Rainbow International’s David Shimwell: How to use PR as a franchise
David Shimwell, franchise recruitment manager at disaster recovery and specialist cleaning firm Rainbow International, presents his top tips for how franchises can maximise their PR efforts.
Getting a strong PR strategy under your belt as a franchise can be all it takes to place you head and shoulders above others in your field. Below are my top PR tips to help your franchise reach the right audiences without the sky-high costs of direct advertising.
Utilising PR for your franchise boils down to two main areas:
- Building and maintaining your reputation
- Forging media relations
Building and maintaining your reputation
Be a consistent communicator: Your tone of voice should be clear and consistent. You already have your overall brand, courtesy of your franchise’s parent company. However your business is still individual and unique. One of the key fundamentals of PR is being a good communicator – so you’ll need to nail this one early on. Remember: “everything you do or say is public relations.”
Branding is important: When you buy a franchise, you buy into a brand. However, you’ll still need to market your own branch and what it has to offer. You can do this by building an individual brand for your business and being consistent with it. Find your USP and focus on it from all angles. This will strengthen your reputation and ensure that people will remember you.
Don’t neglect CSR: As you grow into a mature franchise, you need to work more on maintaining your reputation than on boosting it. People already know about your business – but don’t let them forget it.
One of the ways in which I would suggest ensuring this is to be mindful of your CSR. Is your franchise ethical? Does it support charities? Being active in the community and building a strong social presence will do you no end of favours as a franchise.
Understand crisis management: We are only human and things can go wrong. Many brands manage to improve public opinion not just through their day to day performance, but also by their response to less desirable circumstances.
In order to maintain a good brand image, you should know what to do when things break down. If you’re facing a PR disaster – for example, if an unhappy customer’s public complaints are damaging your reputation, or if your franchise ends up in the media on unfavourable terms – you must act quickly and confidently.
These issues should always be addressed from the top down; your franchisors should be made immediately aware of any problem and will usually take the lead in resolving it. For successful PR crisis management, I would recommend that a brand:
- Gathers all the information available in order to tackle the problem head on.
- Publicly acknowledges the problem on all platforms – both online and offline – and broadcasts a sincere, personal apology.
- Takes a transparent approach. You should explain exactly what went wrong and what will be done about it.

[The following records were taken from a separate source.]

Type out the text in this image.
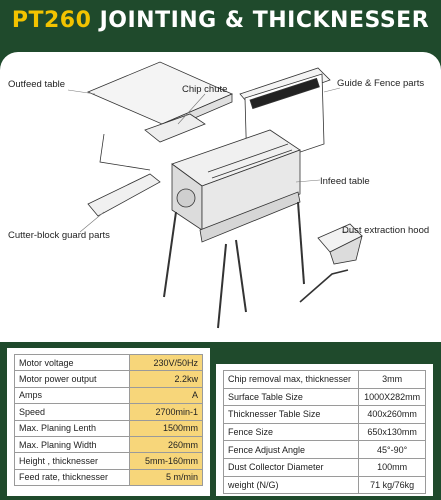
PT260 JOINTING & THICKNESSER
Outfeed table	Chip chute
Guide & Fence parts
Infeed table
Cutter-block guard parts	Dust extraction hood
Motor voltage	230V/50Hz
Motor power output	2.2kw
Amps	A
Speed	2700min-1
Max. Planing Lenth	1500mm
Max. Planing Width	260mm
Height , thicknesser	5mm-160mm
Feed rate, thicknesser	5 m/min
Chip removal max, thicknesser	3mm
Surface Table Size	1000X282mm
Thicknesser Table Size	400x260mm
Fence Size	650x130mm
Fence Adjust Angle	45°-90°
Dust Collector Diameter	100mm
weight (N/G)	71 kg/76kg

- Sticks to its word. Whatever you promise to do must be achievable, effective and timely.
- Doesn’t dwell on the issues. If you have taken the correct steps, you will regain the respect of your audience naturally – as long as you continue to conduct yourself well both in terms of PR and general brand performance.
Forging media relations
Building a network is key to developing effective media relations. Media coverage is one of the most vital areas of maintaining a great PR strategy.
By spreading your brand via the correct channels, you can build visibility and trust among the audiences most likely to convert into sales leads. To do this, you need to forge connections with the right journalists, bloggers and other influential broadcasters.

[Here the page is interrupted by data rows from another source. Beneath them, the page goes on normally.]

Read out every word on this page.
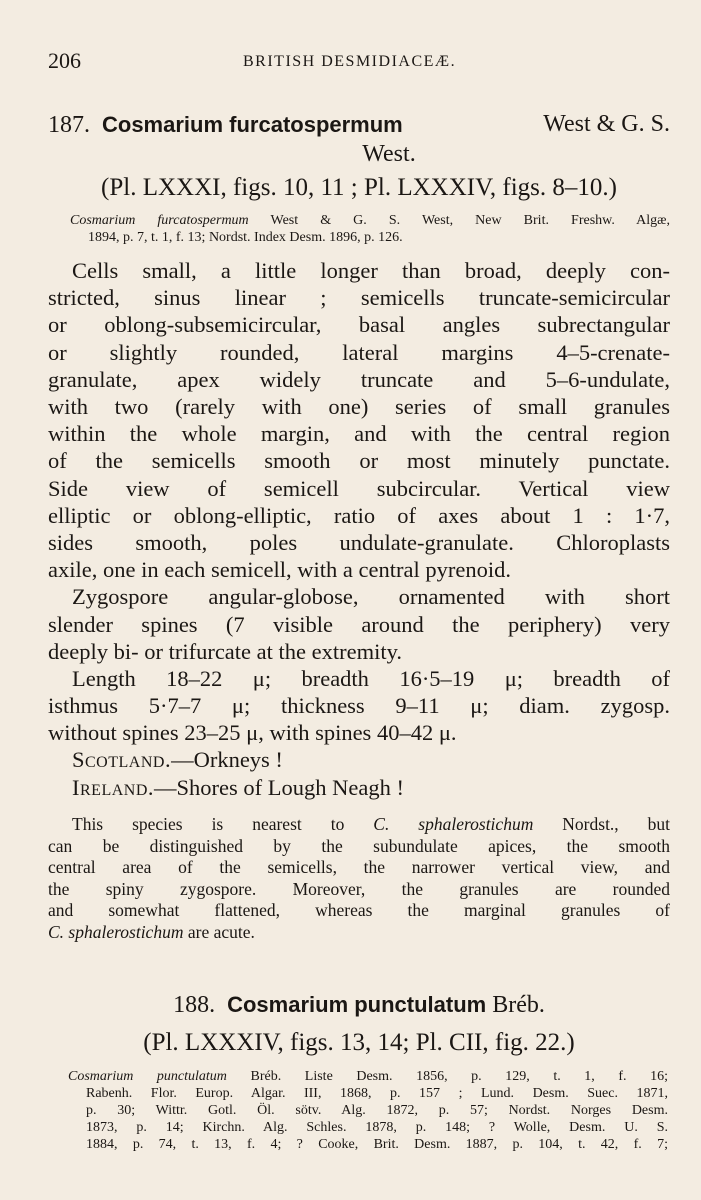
206	BRITISH DESMIDIACEÆ.
187. Cosmarium furcatospermum	West & G. S.
West.
(Pl. LXXXI, figs. 10, 11 ; Pl. LXXXIV, figs. 8–10.)
Cosmarium furcatospermum West & G. S. West, New Brit. Freshw. Algæ,
1894, p. 7, t. 1, f. 13; Nordst. Index Desm. 1896, p. 126.
Cells small, a little longer than broad, deeply con-
stricted, sinus linear ; semicells truncate-semicircular
or oblong-subsemicircular, basal angles subrectangular
or slightly rounded, lateral margins 4–5-crenate-
granulate, apex widely truncate and 5–6-undulate,
with two (rarely with one) series of small granules
within the whole margin, and with the central region
of the semicells smooth or most minutely punctate.
Side view of semicell subcircular. Vertical view
elliptic or oblong-elliptic, ratio of axes about 1 : 1·7,
sides smooth, poles undulate-granulate. Chloroplasts
axile, one in each semicell, with a central pyrenoid.
Zygospore angular-globose, ornamented with short
slender spines (7 visible around the periphery) very
deeply bi- or trifurcate at the extremity.
Length 18–22 μ; breadth 16·5–19 μ; breadth of
isthmus 5·7–7 μ; thickness 9–11 μ; diam. zygosp.
without spines 23–25 μ, with spines 40–42 μ.
Scotland.—Orkneys !
Ireland.—Shores of Lough Neagh !
This species is nearest to C. sphalerostichum Nordst., but
can be distinguished by the subundulate apices, the smooth
central area of the semicells, the narrower vertical view, and
the spiny zygospore. Moreover, the granules are rounded
and somewhat flattened, whereas the marginal granules of
C. sphalerostichum are acute.
188. Cosmarium punctulatum Bréb.
(Pl. LXXXIV, figs. 13, 14; Pl. CII, fig. 22.)
Cosmarium punctulatum Bréb. Liste Desm. 1856, p. 129, t. 1, f. 16;
Rabenh. Flor. Europ. Algar. III, 1868, p. 157 ; Lund. Desm. Suec. 1871,
p. 30; Wittr. Gotl. Öl. sötv. Alg. 1872, p. 57; Nordst. Norges Desm.
1873, p. 14; Kirchn. Alg. Schles. 1878, p. 148; ? Wolle, Desm. U. S.
1884, p. 74, t. 13, f. 4; ? Cooke, Brit. Desm. 1887, p. 104, t. 42, f. 7;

These relationships will be based on give and take. The journalists will be able to call upon you to provide expert comments, allowing them to furnish their work with strong first-hand references. In return, your name will be broadcast across the correct networks in the capacity of a trusted specialist.
As a franchise owner, in order to start building media relationships, I would suggest:
- Contacting journalists who you know cover your industry in the press and let them know you’re available to comment on any relevant stories with expert insight. The more flexible you can be, the better.
- Monitoring social media; you never know when a ‘journo request’ could pop up on Twitter or Facebook.
- Building a portfolio of publications you’ve appeared in. The more times your name and franchise has been in the media, the more likely a journalist is to trust you as an expert commentator.
The best approach when it comes to media relations is to work on building strong, trusting connections with the right people before making any major demands.